Recovery with Secret Questions

As an alternative to recovering passwords using Recovery with Notification, the WSO2 Identity Server also supports recovery using secret questions. Follow the instructions below to configure this. 

1. Edit the <IS_HOME>/repository/conf/security/identity­-mgt.properties file with the following configurations.

   Identity.Listener.Enable=true
   Notification.Sending.Enable=true
   Notification.Expire.Time=3
   Notification.Sending.Internally.Managed=true
   UserAccount.Recovery.Enable=true
   Captcha.Verification.Internally.Managed=false

   See the following table for descriptions of these configurations.

   Configuration	Description
   Identity.Listener.Enable=true	This enables the identity listener.
   Notification.Sending.Enable=true	This enables the email sending function when recovering the account and verifying the user creation.
   Notification.Expire.Time=3	The time specified here is in minutes. In this case, the recovery expires after three minutes.
   Notification.Sending.Internally.Managed=true	This enables the internal email sending module. If false, the email sending data is available to the application via a Web service. Thus the application can send the email using its own email sender.
   UserAccount.Recovery.Enable=true	This enables the user account recovery process.
   Captcha.Verification.Internally.Managed=false	Set this to true if you do not have an existing captcha validation module.

2. Login to the management console and navigate to Configure>Claim Management>http://wso2.org/claims/.

3. Ensure that the default challenge question claim URIs, Challenge Question 1 and Challenge Question 2, are mapped with the correct attributes in the underlying data store. 

4. Invoke the UserIdentityManagementAdminService API and set the challenge question for a user using the setChallengeQuestionsOfUser service. The WSDL for this service is as follows: https://localhost:9443/services/UserIdentityManagementAdminService?wsdl.

The following sequence of service calls for recovery with secret questions, uses the UserInformationRecoveryService: https://localhost:9443/services/UserInformationRecoveryService?wsdl.

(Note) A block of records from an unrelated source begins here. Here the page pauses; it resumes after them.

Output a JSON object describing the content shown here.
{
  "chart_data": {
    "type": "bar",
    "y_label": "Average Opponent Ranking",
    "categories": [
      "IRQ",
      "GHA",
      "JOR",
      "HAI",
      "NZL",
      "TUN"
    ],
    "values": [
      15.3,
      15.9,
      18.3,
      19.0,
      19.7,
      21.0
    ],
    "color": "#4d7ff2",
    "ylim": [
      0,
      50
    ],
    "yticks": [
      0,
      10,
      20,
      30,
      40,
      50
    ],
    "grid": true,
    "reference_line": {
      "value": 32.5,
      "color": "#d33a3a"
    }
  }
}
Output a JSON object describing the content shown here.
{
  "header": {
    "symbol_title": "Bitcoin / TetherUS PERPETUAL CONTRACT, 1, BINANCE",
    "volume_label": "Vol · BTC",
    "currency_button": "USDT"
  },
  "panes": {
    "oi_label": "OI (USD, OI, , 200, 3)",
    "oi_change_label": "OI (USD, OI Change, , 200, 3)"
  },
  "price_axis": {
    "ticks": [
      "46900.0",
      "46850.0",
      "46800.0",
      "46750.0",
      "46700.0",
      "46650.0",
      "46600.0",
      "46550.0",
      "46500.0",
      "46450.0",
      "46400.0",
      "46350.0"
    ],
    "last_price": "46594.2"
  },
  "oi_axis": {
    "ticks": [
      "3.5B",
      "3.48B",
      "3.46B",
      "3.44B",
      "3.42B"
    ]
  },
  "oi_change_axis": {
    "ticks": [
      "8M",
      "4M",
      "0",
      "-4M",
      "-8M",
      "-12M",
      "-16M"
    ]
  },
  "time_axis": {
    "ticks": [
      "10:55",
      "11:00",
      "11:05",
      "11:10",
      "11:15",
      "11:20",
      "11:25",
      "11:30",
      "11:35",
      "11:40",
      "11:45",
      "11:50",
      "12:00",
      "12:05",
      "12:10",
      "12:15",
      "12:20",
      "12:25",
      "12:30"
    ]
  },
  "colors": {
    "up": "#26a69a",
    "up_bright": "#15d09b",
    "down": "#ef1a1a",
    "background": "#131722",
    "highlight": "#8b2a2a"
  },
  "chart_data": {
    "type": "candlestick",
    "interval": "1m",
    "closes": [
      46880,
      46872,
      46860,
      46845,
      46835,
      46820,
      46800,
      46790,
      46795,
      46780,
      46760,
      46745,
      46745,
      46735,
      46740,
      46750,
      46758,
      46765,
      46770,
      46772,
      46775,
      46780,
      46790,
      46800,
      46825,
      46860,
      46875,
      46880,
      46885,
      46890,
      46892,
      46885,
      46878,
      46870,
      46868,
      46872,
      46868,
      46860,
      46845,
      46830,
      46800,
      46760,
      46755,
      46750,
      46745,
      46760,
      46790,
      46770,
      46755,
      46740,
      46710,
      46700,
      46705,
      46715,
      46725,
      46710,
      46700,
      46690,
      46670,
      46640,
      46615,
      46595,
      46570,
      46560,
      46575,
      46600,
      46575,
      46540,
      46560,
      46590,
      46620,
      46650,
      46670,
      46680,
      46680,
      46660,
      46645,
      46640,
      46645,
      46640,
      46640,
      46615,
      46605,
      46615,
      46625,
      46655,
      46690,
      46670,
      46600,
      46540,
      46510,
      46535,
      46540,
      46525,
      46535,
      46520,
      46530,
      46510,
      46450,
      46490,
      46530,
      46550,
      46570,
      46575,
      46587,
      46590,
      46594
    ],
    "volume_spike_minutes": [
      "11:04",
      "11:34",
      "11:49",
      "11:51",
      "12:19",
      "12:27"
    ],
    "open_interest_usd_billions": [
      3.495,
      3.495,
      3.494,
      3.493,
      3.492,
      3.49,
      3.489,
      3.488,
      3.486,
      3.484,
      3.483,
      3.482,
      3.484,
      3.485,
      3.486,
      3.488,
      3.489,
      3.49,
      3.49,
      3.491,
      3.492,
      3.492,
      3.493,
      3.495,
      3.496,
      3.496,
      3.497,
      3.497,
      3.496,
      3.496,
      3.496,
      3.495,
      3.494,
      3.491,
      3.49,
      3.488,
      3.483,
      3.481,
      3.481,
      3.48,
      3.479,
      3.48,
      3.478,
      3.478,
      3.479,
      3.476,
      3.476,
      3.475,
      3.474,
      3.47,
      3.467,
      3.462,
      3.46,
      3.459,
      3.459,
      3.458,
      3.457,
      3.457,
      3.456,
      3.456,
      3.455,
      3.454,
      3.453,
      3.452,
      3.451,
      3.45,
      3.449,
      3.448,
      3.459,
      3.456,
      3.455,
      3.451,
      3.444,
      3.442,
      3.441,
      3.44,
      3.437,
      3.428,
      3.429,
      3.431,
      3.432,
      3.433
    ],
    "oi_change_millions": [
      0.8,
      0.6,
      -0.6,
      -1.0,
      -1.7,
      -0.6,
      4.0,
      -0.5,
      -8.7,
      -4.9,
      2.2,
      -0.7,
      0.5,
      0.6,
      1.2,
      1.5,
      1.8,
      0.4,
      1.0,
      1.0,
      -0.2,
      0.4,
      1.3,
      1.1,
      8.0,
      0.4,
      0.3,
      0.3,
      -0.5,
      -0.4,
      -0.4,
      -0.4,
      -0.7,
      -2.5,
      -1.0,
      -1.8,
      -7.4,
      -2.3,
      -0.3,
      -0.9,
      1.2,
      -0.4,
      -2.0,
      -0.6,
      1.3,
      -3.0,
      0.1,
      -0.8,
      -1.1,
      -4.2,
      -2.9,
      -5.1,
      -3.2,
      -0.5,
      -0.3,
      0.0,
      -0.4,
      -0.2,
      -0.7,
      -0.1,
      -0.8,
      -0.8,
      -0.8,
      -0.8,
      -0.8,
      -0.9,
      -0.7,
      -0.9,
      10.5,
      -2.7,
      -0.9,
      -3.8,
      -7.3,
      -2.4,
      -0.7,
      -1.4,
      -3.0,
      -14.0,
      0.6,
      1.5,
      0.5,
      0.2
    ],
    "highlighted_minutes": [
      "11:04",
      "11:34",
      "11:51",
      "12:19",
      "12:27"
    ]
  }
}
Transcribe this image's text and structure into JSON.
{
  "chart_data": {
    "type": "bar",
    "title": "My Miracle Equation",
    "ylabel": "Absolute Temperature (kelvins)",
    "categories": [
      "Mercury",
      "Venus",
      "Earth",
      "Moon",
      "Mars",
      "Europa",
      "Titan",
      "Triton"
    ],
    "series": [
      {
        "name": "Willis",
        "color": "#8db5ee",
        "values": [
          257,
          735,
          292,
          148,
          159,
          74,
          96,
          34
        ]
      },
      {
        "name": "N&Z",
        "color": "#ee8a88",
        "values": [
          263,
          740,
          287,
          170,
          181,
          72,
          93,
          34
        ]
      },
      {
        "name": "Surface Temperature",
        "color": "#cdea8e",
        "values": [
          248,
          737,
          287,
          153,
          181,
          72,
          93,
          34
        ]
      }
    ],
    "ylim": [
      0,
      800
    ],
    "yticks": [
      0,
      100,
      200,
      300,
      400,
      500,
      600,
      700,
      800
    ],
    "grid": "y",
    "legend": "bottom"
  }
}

1. getCaptcha() ­- Generates a captcha.
2. verifyUser() ­- Validates the captcha answer and username and returns a new key.
3. getUserChallengeQuestionIds() ­- Retrieve the cliam URI IDs specified for the user with the generated key. Need to provide the key from the previous call.
4. getUserChallengeQuestion() ­- Retrieve the user’s challenge question for the specified claim URI ID from the previous call. Need to provide the key from the previous call.
5. verifyUserChallengeAnswer() ­- Validates the answer and confirmation code for the specified question. Need to provide the key from the previous call.
6. updatePassword() ­- Updates the password in the system. Need to provide the key from the previous call, the new password and return the status of the update, i.e. true or false.

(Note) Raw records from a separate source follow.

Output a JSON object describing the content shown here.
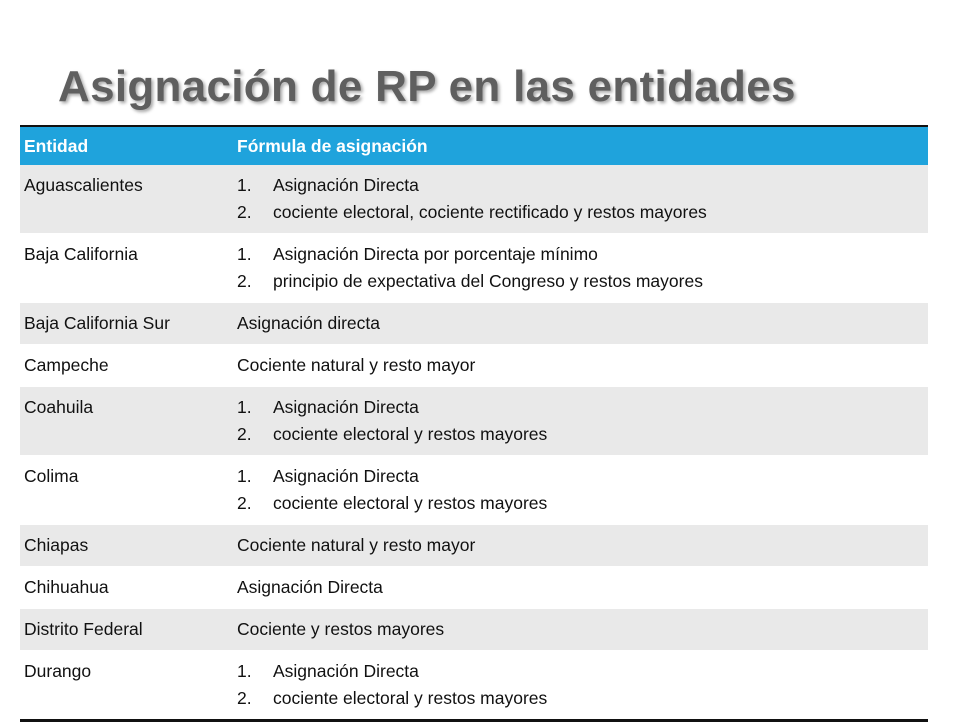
{
  "title": "Asignación de RP en las entidades",
  "table": {
    "headers": {
      "entity": "Entidad",
      "formula": "Fórmula de asignación"
    },
    "rows": [
      {
        "entity": "Aguascalientes",
        "formula": [
          "Asignación Directa",
          "cociente electoral, cociente rectificado y restos mayores"
        ]
      },
      {
        "entity": "Baja California",
        "formula": [
          "Asignación Directa por porcentaje mínimo",
          "principio de expectativa del Congreso y restos mayores"
        ]
      },
      {
        "entity": "Baja California Sur",
        "formula": "Asignación directa"
      },
      {
        "entity": "Campeche",
        "formula": "Cociente natural y resto mayor"
      },
      {
        "entity": "Coahuila",
        "formula": [
          "Asignación Directa",
          "cociente electoral y restos mayores"
        ]
      },
      {
        "entity": "Colima",
        "formula": [
          "Asignación Directa",
          "cociente electoral y restos mayores"
        ]
      },
      {
        "entity": "Chiapas",
        "formula": "Cociente natural y resto mayor"
      },
      {
        "entity": "Chihuahua",
        "formula": "Asignación Directa"
      },
      {
        "entity": "Distrito Federal",
        "formula": "Cociente y restos mayores"
      },
      {
        "entity": "Durango",
        "formula": [
          "Asignación Directa",
          "cociente electoral y restos mayores"
        ]
      }
    ]
  },
  "colors": {
    "header_bg": "#1fa3dc",
    "row_alt_bg": "#e9e9e9",
    "title": "#5f5f5f"
  }
}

The password recovery flow should be used for the two challenge questions as follows: 

• Get the captcha using the getCaptcha()operation and provide the captcha details with the username to the verfiyUser() operation. 
• You will receive a code with the call. 
• After the verification, you can get the challenge question IDs using the getUserChallengeQuestionIds() operation, which returns the defined claim URIs along with a code. 
• Retrieve the question for the user with the getUserChallengeQuestion() operation using the code you received. 
• You can define two steps to answer the challenge questions in your web application in order to maximize security.  
• The verifyUserChallengeAnswer() operation is used to verify a particular answer for a question. If both answers are correct, you can call the updatePassword() operation to change the user password.